Pastor Tim: Innocence & Experience

Torbay Weekly

I don’t know whether you’ve had the same experience, but in recent years I’ve noticed that police men and women are getting younger!

It’s an observation that isn’t confined to our local law enforcement officers either. The people I come across in all walks of life – doctors, bus drivers, teachers, football referees, and even church ministers, appear to me to be predominantly younger than I recall back in the days of my own youth.

And following the events in Flushing Meadow last weekend, I now need to add to that youthful list, title-winning British tennis players, because Emma Raducanu at 18 years of age, has made history in becoming the first player ever to win a Grand Slam title having come through the qualifying rounds.

In the opinion of the experts, such as former players Martina Navratilova, Pat Cash and Tim Henman, Raducanu’s achievement is nothing short of astounding. “Emma’s victory is absolutely incredible and has changed the landscape of British sport and world tennis,” said Henman of the achievement of the new British female number one.

At the other end of the sporting age spectrum last weekend, was Cristiano Ronaldo, who scored two goals when making his second debut for Manchester United at the grand old age of 36.

To many of us, who wish we were still the thirty side of forty, the Portuguese playmaker still seems pretty young. But when you realise that the average age of retirement for a professional footballer is 35, Ronaldo’s desire and ability to still ply his trade at the very top of his profession is no less remarkable than Raducanu’s performance.

But the United striker’s return to Old Trafford was eclipsed in the sporting age stakes last week, when the man who has won more American Football Super Bowl titles, 44 year old Tampa Bay Buccaneers quarter back Tom Brady, began a remarkable 22nd season of playing, by leading his team to a narrow two-point victory over the Dallas Cowboys.

According to what I read in my Bible, neither youthful inexperience nor the ravages of father time, need be a barrier to any person’s usefulness as a Christian disciple. The Scriptures document the exploits of both young and old.

When David, later to be king, was still in his teens, he went out to confront the enemy giant Goliath, whilst the rest of his countrymen, all older and better equipped, were incapacitated by fear.

Goliath mocked David for his lack of years and seeming inadequacy; but one “stone to the forehead” later, and the giant was defeated.
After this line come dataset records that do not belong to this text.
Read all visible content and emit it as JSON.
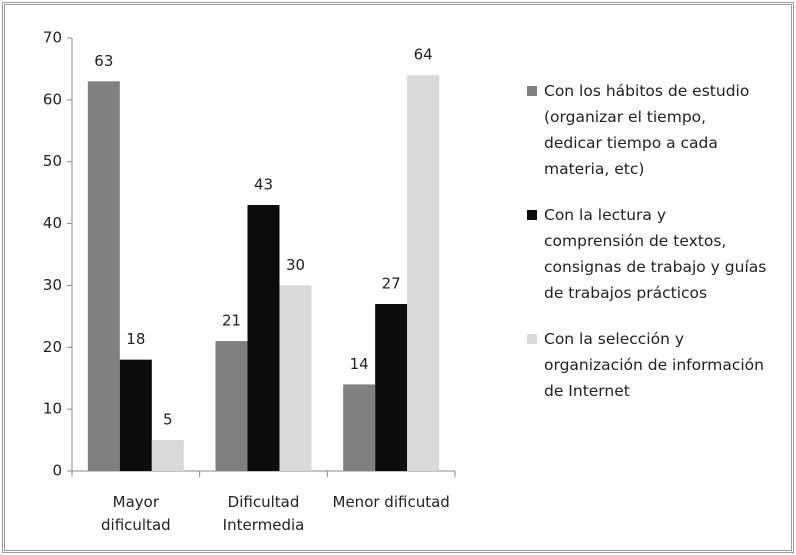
{
  "chart_data": {
    "type": "bar",
    "categories": [
      "Mayor dificultad",
      "Dificultad Intermedia",
      "Menor dificutad"
    ],
    "series": [
      {
        "name": "Con los hábitos de estudio (organizar el tiempo, dedicar tiempo a cada materia, etc)",
        "color": "#808080",
        "values": [
          63,
          21,
          14
        ]
      },
      {
        "name": "Con la lectura y comprensión de textos, consignas de trabajo y guías de trabajos prácticos",
        "color": "#0d0d0d",
        "values": [
          18,
          43,
          27
        ]
      },
      {
        "name": "Con la selección y organización de información de Internet",
        "color": "#d9d9d9",
        "values": [
          5,
          30,
          64
        ]
      }
    ],
    "ylim": [
      0,
      70
    ],
    "yticks": [
      0,
      10,
      20,
      30,
      40,
      50,
      60,
      70
    ],
    "grid": false,
    "legend": "right"
  }
}
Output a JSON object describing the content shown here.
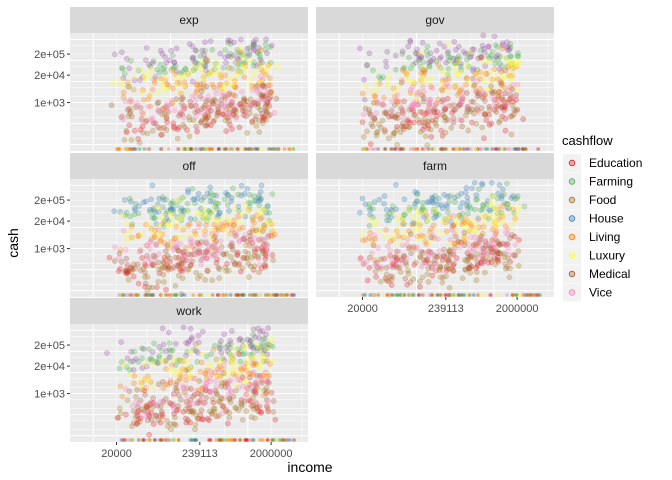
{
  "chart_data": {
    "type": "scatter",
    "xlabel": "income",
    "ylabel": "cash",
    "x_scale": "log10",
    "y_scale": "log10",
    "xlim": [
      5000,
      6000000
    ],
    "ylim": [
      5,
      2000000
    ],
    "x_ticks": [
      20000,
      239113,
      2000000
    ],
    "x_tick_labels": [
      "20000",
      "239113",
      "2000000"
    ],
    "y_ticks": [
      1000,
      20000,
      200000
    ],
    "y_tick_labels": [
      "1e+03",
      "2e+04",
      "2e+05"
    ],
    "grid": true,
    "legend": {
      "title": "cashflow",
      "position": "right",
      "entries": [
        "Education",
        "Farming",
        "Food",
        "House",
        "Living",
        "Luxury",
        "Medical",
        "Vice"
      ]
    },
    "facets": [
      {
        "label": "exp"
      },
      {
        "label": "gov"
      },
      {
        "label": "off"
      },
      {
        "label": "farm"
      },
      {
        "label": "work"
      }
    ],
    "series": [
      {
        "name": "Education",
        "color": "#E41A1C",
        "y_low": 60,
        "y_high": 600,
        "slope": 0.45
      },
      {
        "name": "Farming",
        "color": "#4DAF4A",
        "y_low": 30000,
        "y_high": 200000,
        "slope": 0.35
      },
      {
        "name": "Food",
        "color": "#A6761D",
        "y_low": 40,
        "y_high": 400,
        "slope": 0.5
      },
      {
        "name": "House",
        "color": "#377EB8",
        "y_low": 50000,
        "y_high": 500000,
        "slope": 0.4
      },
      {
        "name": "Living",
        "color": "#FF7F00",
        "y_low": 2000,
        "y_high": 20000,
        "slope": 0.4
      },
      {
        "name": "Luxury",
        "color": "#FFFF33",
        "y_low": 5000,
        "y_high": 50000,
        "slope": 0.4
      },
      {
        "name": "Medical",
        "color": "#A65628",
        "y_low": 200,
        "y_high": 2000,
        "slope": 0.45
      },
      {
        "name": "Vice",
        "color": "#F781BF",
        "y_low": 300,
        "y_high": 3000,
        "slope": 0.45
      }
    ],
    "income_range": [
      20000,
      2000000
    ]
  },
  "colors": {
    "panel_background": "#EBEBEB",
    "grid_major": "#FFFFFF",
    "strip_background": "#D9D9D9",
    "house_alt": "#984EA3"
  }
}
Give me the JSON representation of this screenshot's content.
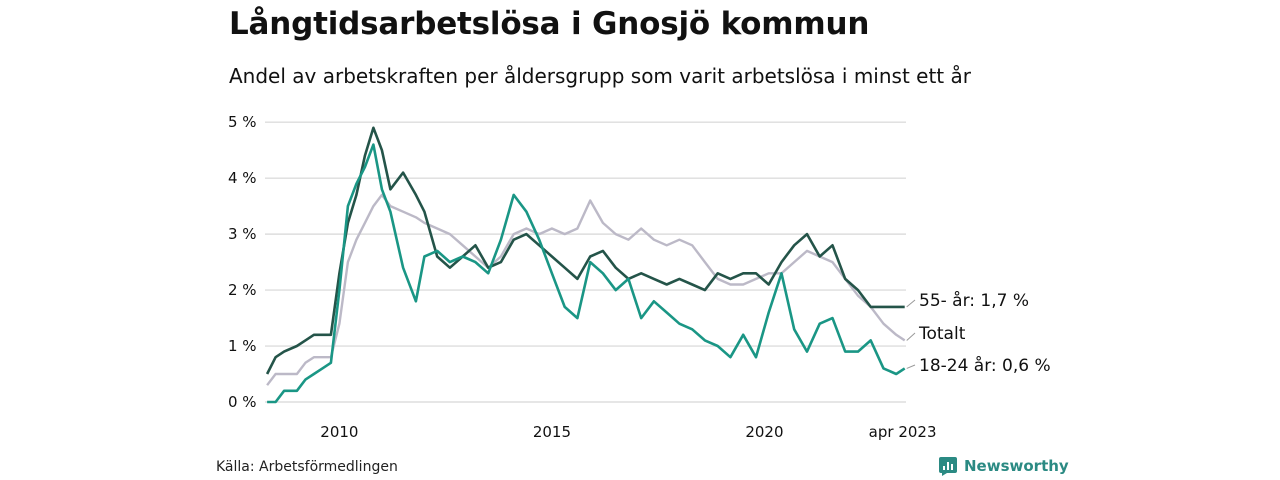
{
  "title": "Långtidsarbetslösa i Gnosjö kommun",
  "subtitle": "Andel av arbetskraften per åldersgrupp som varit arbetslösa i minst ett år",
  "source": "Källa: Arbetsförmedlingen",
  "brand": "Newsworthy",
  "colors": {
    "age55": "#245449",
    "total": "#bcb9c7",
    "age18": "#1a9685",
    "grid": "#dddddd",
    "brand": "#2b8a83"
  },
  "chart_data": {
    "type": "line",
    "title": "Långtidsarbetslösa i Gnosjö kommun",
    "subtitle": "Andel av arbetskraften per åldersgrupp som varit arbetslösa i minst ett år",
    "x_ticks": [
      {
        "x": 2010,
        "label": "2010"
      },
      {
        "x": 2015,
        "label": "2015"
      },
      {
        "x": 2020,
        "label": "2020"
      },
      {
        "x": 2023.25,
        "label": "apr 2023"
      }
    ],
    "y_ticks": [
      {
        "y": 0,
        "label": "0 %"
      },
      {
        "y": 1,
        "label": "1 %"
      },
      {
        "y": 2,
        "label": "2 %"
      },
      {
        "y": 3,
        "label": "3 %"
      },
      {
        "y": 4,
        "label": "4 %"
      },
      {
        "y": 5,
        "label": "5 %"
      }
    ],
    "xlim": [
      2008.25,
      2023.33
    ],
    "ylim": [
      0,
      5.2
    ],
    "grid": "horizontal",
    "series": [
      {
        "key": "total",
        "end_label": "Totalt",
        "x": [
          2008.3,
          2008.5,
          2008.7,
          2009.0,
          2009.2,
          2009.4,
          2009.6,
          2009.8,
          2010.0,
          2010.2,
          2010.4,
          2010.6,
          2010.8,
          2011.0,
          2011.2,
          2011.5,
          2011.8,
          2012.0,
          2012.3,
          2012.6,
          2012.9,
          2013.2,
          2013.5,
          2013.8,
          2014.1,
          2014.4,
          2014.7,
          2015.0,
          2015.3,
          2015.6,
          2015.9,
          2016.2,
          2016.5,
          2016.8,
          2017.1,
          2017.4,
          2017.7,
          2018.0,
          2018.3,
          2018.6,
          2018.9,
          2019.2,
          2019.5,
          2019.8,
          2020.1,
          2020.4,
          2020.7,
          2021.0,
          2021.3,
          2021.6,
          2021.9,
          2022.2,
          2022.5,
          2022.8,
          2023.1,
          2023.3
        ],
        "y": [
          0.3,
          0.5,
          0.5,
          0.5,
          0.7,
          0.8,
          0.8,
          0.8,
          1.4,
          2.5,
          2.9,
          3.2,
          3.5,
          3.7,
          3.5,
          3.4,
          3.3,
          3.2,
          3.1,
          3.0,
          2.8,
          2.6,
          2.4,
          2.6,
          3.0,
          3.1,
          3.0,
          3.1,
          3.0,
          3.1,
          3.6,
          3.2,
          3.0,
          2.9,
          3.1,
          2.9,
          2.8,
          2.9,
          2.8,
          2.5,
          2.2,
          2.1,
          2.1,
          2.2,
          2.3,
          2.3,
          2.5,
          2.7,
          2.6,
          2.5,
          2.2,
          1.9,
          1.7,
          1.4,
          1.2,
          1.1
        ]
      },
      {
        "key": "age55",
        "end_label": "55- år: 1,7 %",
        "x": [
          2008.3,
          2008.5,
          2008.7,
          2009.0,
          2009.2,
          2009.4,
          2009.6,
          2009.8,
          2010.0,
          2010.2,
          2010.4,
          2010.6,
          2010.8,
          2011.0,
          2011.2,
          2011.5,
          2011.8,
          2012.0,
          2012.3,
          2012.6,
          2012.9,
          2013.2,
          2013.5,
          2013.8,
          2014.1,
          2014.4,
          2014.7,
          2015.0,
          2015.3,
          2015.6,
          2015.9,
          2016.2,
          2016.5,
          2016.8,
          2017.1,
          2017.4,
          2017.7,
          2018.0,
          2018.3,
          2018.6,
          2018.9,
          2019.2,
          2019.5,
          2019.8,
          2020.1,
          2020.4,
          2020.7,
          2021.0,
          2021.3,
          2021.6,
          2021.9,
          2022.2,
          2022.5,
          2022.8,
          2023.1,
          2023.3
        ],
        "y": [
          0.5,
          0.8,
          0.9,
          1.0,
          1.1,
          1.2,
          1.2,
          1.2,
          2.3,
          3.2,
          3.7,
          4.4,
          4.9,
          4.5,
          3.8,
          4.1,
          3.7,
          3.4,
          2.6,
          2.4,
          2.6,
          2.8,
          2.4,
          2.5,
          2.9,
          3.0,
          2.8,
          2.6,
          2.4,
          2.2,
          2.6,
          2.7,
          2.4,
          2.2,
          2.3,
          2.2,
          2.1,
          2.2,
          2.1,
          2.0,
          2.3,
          2.2,
          2.3,
          2.3,
          2.1,
          2.5,
          2.8,
          3.0,
          2.6,
          2.8,
          2.2,
          2.0,
          1.7,
          1.7,
          1.7,
          1.7
        ]
      },
      {
        "key": "age18",
        "end_label": "18-24 år: 0,6 %",
        "x": [
          2008.3,
          2008.5,
          2008.7,
          2009.0,
          2009.2,
          2009.4,
          2009.6,
          2009.8,
          2010.0,
          2010.2,
          2010.4,
          2010.6,
          2010.8,
          2011.0,
          2011.2,
          2011.5,
          2011.8,
          2012.0,
          2012.3,
          2012.6,
          2012.9,
          2013.2,
          2013.5,
          2013.8,
          2014.1,
          2014.4,
          2014.7,
          2015.0,
          2015.3,
          2015.6,
          2015.9,
          2016.2,
          2016.5,
          2016.8,
          2017.1,
          2017.4,
          2017.7,
          2018.0,
          2018.3,
          2018.6,
          2018.9,
          2019.2,
          2019.5,
          2019.8,
          2020.1,
          2020.4,
          2020.7,
          2021.0,
          2021.3,
          2021.6,
          2021.9,
          2022.2,
          2022.5,
          2022.8,
          2023.1,
          2023.3
        ],
        "y": [
          0.0,
          0.0,
          0.2,
          0.2,
          0.4,
          0.5,
          0.6,
          0.7,
          2.0,
          3.5,
          3.9,
          4.2,
          4.6,
          3.8,
          3.4,
          2.4,
          1.8,
          2.6,
          2.7,
          2.5,
          2.6,
          2.5,
          2.3,
          2.9,
          3.7,
          3.4,
          2.9,
          2.3,
          1.7,
          1.5,
          2.5,
          2.3,
          2.0,
          2.2,
          1.5,
          1.8,
          1.6,
          1.4,
          1.3,
          1.1,
          1.0,
          0.8,
          1.2,
          0.8,
          1.6,
          2.3,
          1.3,
          0.9,
          1.4,
          1.5,
          0.9,
          0.9,
          1.1,
          0.6,
          0.5,
          0.6
        ]
      }
    ]
  }
}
Moses was 80 years of age and had been looking after sheep for the previous 40 years, when God appointed him to the task of leading the Israelites out of slavery in Egypt.

Another person of advancing years, Sarah, the wife of Abraham, was 90 years-old when she was told that she was going to play her part in the fulfilment of God’s promises and become pregnant. It seemed so ridiculous to her that Sarah’s first response was to laugh. But within a year, her son Isaac, whose name means “laughter”, was born.

By way of contrast, Mary was possibly as young as 14, but no older than 18, when she gave birth to Jesus in a Bethlehem stable. The message of God’s word is clear:  Whether you’re as old and wise as Cristiano Ronaldo, or as young and carefree as Emma Raducanu, you are equally valued by the Lord and have a part to play in the story of Salvation.

And the Bible has words of encouragement for all, whatever your age. “Don’t let people look down on you because you are young; see that they look up to you because you are an example to them in your speech and behaviour”, says 1 Timothy 4:12.

And the prayer of an elderly saint in Psalm 71:18 is, “Now that I am old and grey, don’t forsake me, Lord. Give me time to tell this new generation (and their children too) about all your mighty miracles.”